Parte de esta elegancia adquirida y desafiante vino del teatro en el que empezó a trabajar a los 15, en contra del criterio de su padre, porque la segunda función diaria terminaba a una hora a la que una joven decente no debía deambular por las calles.
Marisa formó parte de aquel grupo mítico de intérpretes del teatro televisado junto a José Bódalo, Luisa Sala, Joaquín Roa, Manuel Tejada, María Massip o Encarna Paso. Su clasicismo y teatralidad, dos rasgos de estilo a los que nunca quiso renunciar, ni siquiera cuando los vientos parecían soplar en contra, y que permitieron que fuese siempre única, hicieron que Almodóvar, mitómano del Hollywood dorado, se enamorase perdidamente de ella. De su aura de eternidad.
Carácter eterno
Porque Marisa Paredes fue nuestra Lana Turner, sofisticada y ampulosa. No es casualidad que en Tacones lejanos, por ejemplo, su icónica Becky del Páramo resulte un delicioso homenaje a la Joan Crawford de Alma en suplicio, o que la atormentada Leo, de La flor de mi secreto, pueda leerse como un retrato de la intensidad y angustia existencial de la sufridora hollywoodiense por excelencia, Susan Hayward.

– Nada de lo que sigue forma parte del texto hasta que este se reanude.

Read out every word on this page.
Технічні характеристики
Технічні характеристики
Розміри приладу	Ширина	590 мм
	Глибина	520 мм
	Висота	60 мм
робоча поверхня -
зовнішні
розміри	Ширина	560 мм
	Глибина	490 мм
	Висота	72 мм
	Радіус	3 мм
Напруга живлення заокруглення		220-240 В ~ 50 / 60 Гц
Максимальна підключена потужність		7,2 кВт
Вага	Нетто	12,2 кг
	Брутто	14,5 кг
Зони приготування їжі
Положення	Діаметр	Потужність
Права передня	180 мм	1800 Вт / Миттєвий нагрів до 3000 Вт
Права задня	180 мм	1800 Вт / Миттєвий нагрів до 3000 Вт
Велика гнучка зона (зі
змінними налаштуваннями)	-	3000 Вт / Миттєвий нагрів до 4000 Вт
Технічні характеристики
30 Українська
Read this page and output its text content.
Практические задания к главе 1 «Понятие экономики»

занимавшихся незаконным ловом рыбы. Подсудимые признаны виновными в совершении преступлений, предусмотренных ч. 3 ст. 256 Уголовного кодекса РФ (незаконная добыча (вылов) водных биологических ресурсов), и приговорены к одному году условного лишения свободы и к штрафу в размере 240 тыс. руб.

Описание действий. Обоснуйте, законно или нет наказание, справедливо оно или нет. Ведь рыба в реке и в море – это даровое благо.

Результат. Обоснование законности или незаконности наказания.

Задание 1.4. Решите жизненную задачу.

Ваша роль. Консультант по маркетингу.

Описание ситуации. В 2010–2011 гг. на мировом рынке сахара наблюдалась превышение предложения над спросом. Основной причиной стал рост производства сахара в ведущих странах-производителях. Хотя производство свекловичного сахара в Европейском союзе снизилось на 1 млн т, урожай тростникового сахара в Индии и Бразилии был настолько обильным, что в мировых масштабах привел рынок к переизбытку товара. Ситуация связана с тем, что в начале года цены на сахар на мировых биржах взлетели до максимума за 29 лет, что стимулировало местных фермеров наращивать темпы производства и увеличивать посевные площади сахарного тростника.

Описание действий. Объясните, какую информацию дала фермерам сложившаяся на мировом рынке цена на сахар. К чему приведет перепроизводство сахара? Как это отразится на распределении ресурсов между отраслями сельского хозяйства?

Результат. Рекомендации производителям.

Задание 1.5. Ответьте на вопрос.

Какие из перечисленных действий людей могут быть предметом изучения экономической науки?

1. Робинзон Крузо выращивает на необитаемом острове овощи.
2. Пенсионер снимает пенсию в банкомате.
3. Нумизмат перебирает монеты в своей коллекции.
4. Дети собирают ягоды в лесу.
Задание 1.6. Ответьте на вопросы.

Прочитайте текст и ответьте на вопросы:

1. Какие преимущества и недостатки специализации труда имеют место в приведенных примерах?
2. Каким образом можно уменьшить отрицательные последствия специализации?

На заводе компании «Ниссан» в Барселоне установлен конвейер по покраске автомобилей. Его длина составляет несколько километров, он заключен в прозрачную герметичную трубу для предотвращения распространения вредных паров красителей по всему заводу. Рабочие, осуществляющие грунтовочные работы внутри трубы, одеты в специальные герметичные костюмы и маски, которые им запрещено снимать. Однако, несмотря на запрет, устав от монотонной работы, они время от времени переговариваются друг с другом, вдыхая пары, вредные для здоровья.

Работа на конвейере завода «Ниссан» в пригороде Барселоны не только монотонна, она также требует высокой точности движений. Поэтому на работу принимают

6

En estas interpretaciones meta cinematográficas de sus papeles con Almodóvar no puede faltar Huma Rojo, su personaje en Todo sobre mi madre, una diva del teatro, cabeza de cartel de Un tranvía llamado deseo, que Pedro escribió pensando en Marisa, pero en el que puso mucho de Gena Rowland, Bette Davis y Romy Schneider. Marisa Paredes podía ser todas ellas a la vez, porque a pesar de las modas, independientemente de que los premios llegasen o se hiciesen de rogar, se mantuvo fiel a su inquebrantable fe en la elegancia de lo teatral.
Tras su muerte, tal y como decía Almodóvar en declaraciones a RTVE, Marisa Paredes, actriz superdotada y superlativa, querida y venerada en todo el mundo, “adquiere un carácter eterno, como si el tiempo no pudiera afectarla”.